Counting sheep

Mowing (the focus of this issue) is probably the most labor-intensive operation of all grounds-care tasks-but it also has the greatest immediate impact on the visual appeal of your grounds. Whether it's a golf green, athletic field or residential property, the cut and quality of the turf is one of the most important determinants of the usability and aesthetics of the outdoor facility.

Although we have made great strides in mowing maintenance since Edwin Budding's introduction of the lawn mower some 170 years ago, mowing equipment still requires labor to operate it. With the unemployment rate at its lowest in 30 years, we are faced with a humongous labor shortage-a fact certainly felt by grounds managers.

To deal with labor woes, grounds managers are looking to more productive mowing units, and manufacturers are responding with designs to meet their needs. Take zero-turn mowers, for instance. Their sales have skyrocketed in recent years. It seems with every week that goes by, a new model is introduced. In fact, in this issue, we have included a special insert on zero-turn mower specs to help you find the model that best suits your needs. Their maneuverability, speed and creature comforts make them more productive, which means that you can get by with a smaller labor force to handle the mowing.

I'm sure the innovations are far from over.
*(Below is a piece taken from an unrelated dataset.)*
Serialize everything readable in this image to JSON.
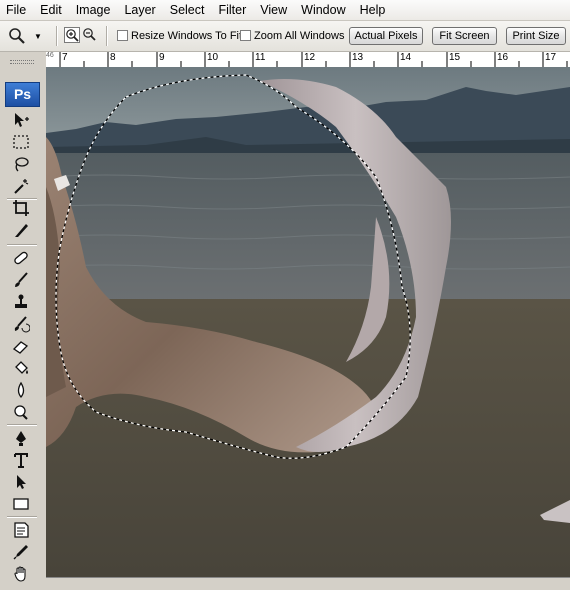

With computer technology, global positioning systems and robotics, we may be looking at laborless mowing someday. Sounds like something out of Popular Mechanics magazine, doesn't it? But it isn't too far-fetched when you remember we had laborless mowing units quite a while back. They were called sheep. Don't laugh, they may be coming back. I recall a Vermont turfgrass researcher who suggested about 20 years ago that we take another look at sheep as a biological and sustainable alternative for mowing highway medians. I can see the road signs now: "Counting sheep may be hazardous to your health."

Kicking off this issue is an overview of the evolution of the lawnmower and some insights on where designs are headed (page 16). Learn what mower-design gurus are dreaming up for the future.

Although zero-turns are coming on strong, intermediate walk-behind rotaries still remain popular for handling turf in tight confines littered with obstructions. With the speed and tight turns these mowers are capable of, they can slalom between obstacles while maintaining respectable productivity. Turn to page 36 for a description of intermediate mowers from which you can choose.

Aside from the area of turf you maintain, there are other important factors that come into play that determine your need to mow. Weather and fertility come to mind as obvious factors, but you also have to consider the turfgrass species you have on your site. Some grow rapidly and require frequent mowing, but others are slower growing. Dr. Bridget Ruemmele, a turfgrass researcher at the University of Rhode Island, compares growth characteristics of turfgrass species in "Watching grass grow," (page 28).